“When you shall have received this letter, my poor Eleanore and I will be no more. Be so good as to have our door opened; you will find our eyes closed for ever. We are weary of misfortunes, and don’t see how we can do better than end them. Satisfied of the courage and attachment of my excellent wife, I was certain that she would adopt my views, and take her share in my design.”
These young people (for the husband was but thirty-four and the wife twenty-eight) had taken the most minute precautions to render the effect of the fumes of charcoal certain; but a brace of loaded pistols was placed on the night table, to be used if the charcoal had failed.
Madame de F—— killed herself in the park of her chateau, with her own fowling-piece, which she took out on pretence of going shooting, as she was in the habit of doing. She loaded it with six balls, and placing the muzzle to her breast, discharged it. The only cause assigned is the vexation she and M. de F—— felt at her having no children to inherit their large fortune.

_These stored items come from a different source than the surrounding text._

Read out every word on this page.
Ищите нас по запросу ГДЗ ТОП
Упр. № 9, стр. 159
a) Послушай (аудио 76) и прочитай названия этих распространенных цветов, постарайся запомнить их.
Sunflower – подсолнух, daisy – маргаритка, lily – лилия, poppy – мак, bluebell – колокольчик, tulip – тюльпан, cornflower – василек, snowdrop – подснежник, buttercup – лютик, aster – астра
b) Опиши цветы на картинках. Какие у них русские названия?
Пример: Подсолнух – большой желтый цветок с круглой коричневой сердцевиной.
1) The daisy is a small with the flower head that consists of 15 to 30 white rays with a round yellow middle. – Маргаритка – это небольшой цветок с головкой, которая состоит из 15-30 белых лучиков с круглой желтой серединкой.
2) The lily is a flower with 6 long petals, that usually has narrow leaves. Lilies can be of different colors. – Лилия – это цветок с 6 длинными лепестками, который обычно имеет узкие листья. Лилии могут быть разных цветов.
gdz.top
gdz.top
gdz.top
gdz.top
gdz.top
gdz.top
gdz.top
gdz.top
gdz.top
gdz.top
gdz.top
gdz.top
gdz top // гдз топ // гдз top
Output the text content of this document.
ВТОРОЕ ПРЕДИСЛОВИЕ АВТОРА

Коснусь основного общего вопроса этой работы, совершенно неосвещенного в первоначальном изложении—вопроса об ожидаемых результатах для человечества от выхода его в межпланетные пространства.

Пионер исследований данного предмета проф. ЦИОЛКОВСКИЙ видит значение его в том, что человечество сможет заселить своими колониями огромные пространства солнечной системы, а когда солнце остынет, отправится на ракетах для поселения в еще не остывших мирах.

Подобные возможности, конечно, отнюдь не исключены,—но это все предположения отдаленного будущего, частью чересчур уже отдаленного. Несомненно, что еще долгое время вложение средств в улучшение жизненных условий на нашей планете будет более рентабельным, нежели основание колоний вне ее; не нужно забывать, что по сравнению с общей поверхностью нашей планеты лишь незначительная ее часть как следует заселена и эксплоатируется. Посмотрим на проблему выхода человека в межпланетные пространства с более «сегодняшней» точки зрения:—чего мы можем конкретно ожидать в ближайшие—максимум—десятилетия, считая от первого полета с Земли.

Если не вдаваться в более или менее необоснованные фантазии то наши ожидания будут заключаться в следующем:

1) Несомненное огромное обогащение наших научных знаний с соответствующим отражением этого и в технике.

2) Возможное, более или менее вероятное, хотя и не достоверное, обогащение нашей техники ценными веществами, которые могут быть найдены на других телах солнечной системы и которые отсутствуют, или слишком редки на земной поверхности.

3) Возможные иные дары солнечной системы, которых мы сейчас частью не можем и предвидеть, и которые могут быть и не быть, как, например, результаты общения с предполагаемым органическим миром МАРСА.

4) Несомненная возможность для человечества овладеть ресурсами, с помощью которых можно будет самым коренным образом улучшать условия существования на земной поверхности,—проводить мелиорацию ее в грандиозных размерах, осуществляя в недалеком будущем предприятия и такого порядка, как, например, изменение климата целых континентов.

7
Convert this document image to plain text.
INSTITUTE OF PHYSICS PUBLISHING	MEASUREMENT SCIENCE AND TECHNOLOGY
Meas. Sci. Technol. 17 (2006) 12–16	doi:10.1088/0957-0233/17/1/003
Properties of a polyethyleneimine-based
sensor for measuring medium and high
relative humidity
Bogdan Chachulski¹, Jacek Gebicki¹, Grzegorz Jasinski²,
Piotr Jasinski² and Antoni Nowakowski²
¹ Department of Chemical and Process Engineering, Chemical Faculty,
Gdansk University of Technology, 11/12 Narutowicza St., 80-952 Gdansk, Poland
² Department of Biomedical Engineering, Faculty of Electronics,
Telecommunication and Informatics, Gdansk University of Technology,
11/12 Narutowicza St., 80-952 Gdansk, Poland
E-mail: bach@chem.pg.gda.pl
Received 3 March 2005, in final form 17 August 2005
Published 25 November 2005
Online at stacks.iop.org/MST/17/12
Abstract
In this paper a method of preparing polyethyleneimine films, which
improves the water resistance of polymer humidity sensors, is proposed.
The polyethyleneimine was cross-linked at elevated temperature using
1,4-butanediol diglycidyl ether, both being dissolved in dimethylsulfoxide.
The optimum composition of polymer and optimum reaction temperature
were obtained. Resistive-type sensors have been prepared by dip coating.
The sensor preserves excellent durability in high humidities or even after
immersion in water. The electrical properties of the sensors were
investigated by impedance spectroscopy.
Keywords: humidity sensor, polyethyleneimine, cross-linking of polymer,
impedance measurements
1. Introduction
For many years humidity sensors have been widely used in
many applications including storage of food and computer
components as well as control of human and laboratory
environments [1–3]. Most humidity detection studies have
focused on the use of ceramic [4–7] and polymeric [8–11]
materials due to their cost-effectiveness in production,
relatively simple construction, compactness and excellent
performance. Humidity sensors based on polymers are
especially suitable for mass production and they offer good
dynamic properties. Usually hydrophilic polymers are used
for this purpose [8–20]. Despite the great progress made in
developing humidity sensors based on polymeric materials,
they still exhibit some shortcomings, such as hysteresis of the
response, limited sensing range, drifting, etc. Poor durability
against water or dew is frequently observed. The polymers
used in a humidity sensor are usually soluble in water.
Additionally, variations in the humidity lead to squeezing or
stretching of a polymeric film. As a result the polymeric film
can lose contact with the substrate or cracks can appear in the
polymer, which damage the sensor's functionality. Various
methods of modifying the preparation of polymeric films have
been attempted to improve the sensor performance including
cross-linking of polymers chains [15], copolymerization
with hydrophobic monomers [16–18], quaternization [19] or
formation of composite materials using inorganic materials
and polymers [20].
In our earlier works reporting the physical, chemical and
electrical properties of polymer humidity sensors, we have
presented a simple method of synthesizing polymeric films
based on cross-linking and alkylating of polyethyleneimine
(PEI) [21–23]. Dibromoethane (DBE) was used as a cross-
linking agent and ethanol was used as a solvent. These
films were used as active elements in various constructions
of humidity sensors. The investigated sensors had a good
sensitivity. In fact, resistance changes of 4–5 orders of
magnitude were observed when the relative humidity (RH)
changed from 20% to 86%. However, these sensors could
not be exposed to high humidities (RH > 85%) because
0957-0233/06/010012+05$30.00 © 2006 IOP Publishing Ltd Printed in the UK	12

A fisherman with a large family, residing at Vellon d’Auffes, near Marseilles, had been driven by domestic trouble to form a design of suicide, which he had long announced. One Sunday he climbed a high rock in the neighbourhood, where, in the sight of his friends below, with a crucifix in his hands, he was evidently saying his last prayer, preparatory to suicide. One of the neighbours, guessing his intentions, reached the spot suddenly, and seized him; a struggle ensued on the edge of the precipice; the unhappy man prevailed, and, escaping from the arms of his friendly antagonist, flung himself over.
Voltaire relates the particulars of the following singular case:—An Englishman of the name of Bacon Morris, a half-pay officer, and a man of much intellect, called on Voltaire at Paris. The man was afflicted with a cruel malady, for which he was led to suppose there was no cure. After a certain number of visits, he one day called on the philosopher, with a purse and a couple of papers in his hand. “One of these papers,” he said, addressing Voltaire, “contains my will, the other my epitaph; and this bag of money is intended to defray the expenses of my funeral. I am resolved to try for fifteen days what can be effected by regimen and the remedies prescribed, in order to render life less insupportable; and if I succeed not, I am determined to kill myself. You will bury me in what manner you please; my epitaph is short.” He then read it; it consisted of the following two words from Petronius, “Valete, curæ”—“Farewell, care.” “Fortunately,” says Voltaire, “for him and myself, who loved him, he was cured, and did not kill himself.”
Two young people—Auguste, aged twenty-six, and Henriette, aged eighteen—had long loved each other, but the parents of the girl would not consent to the match. In this difficulty the young man wrote to Henriette:—
“Men are inexorable. Well, let us set them at defiance. God is all-powerful; our marriage shall be celebrated in his presence; and to-morrow, if you love me, we will write, in our blood, at the foot of the cross, our marriage vow.”
This proposition turned the weak girl’s head, and she consented. They proceeded one night to a field near St. Denis, where there was a cross. On their way they made incisions in both their arms, to procure the blood in which the following acte de mariage was written:—
“O great God, who governs the destinies of mankind, take us under thy holy protection! As man will not unite us, we come on our knees to implore thy sanction to our indissoluble union. O God, take pity on two of thy poor children! Assemble all thy heavenly choir, that on so happy a day they may partake our transports, and be witnesses of the holy joy that shines in our hearts. O God! O ye angels of heaven and saints of Paradise! look down upon a happiness which even the blessed may envy.
“And you, shades of our parents, come to this affecting ceremony, come and give us your approbation and your blessing. It is in the presence of you all that we, Pierre Auguste and Marie Henriette, swear to belong to each other, and to each other only, and to be faithful to each other to the hour of dissolution. Yes, we swear it—we swear it with one voice. You are our witnesses, and we are united for life and for death.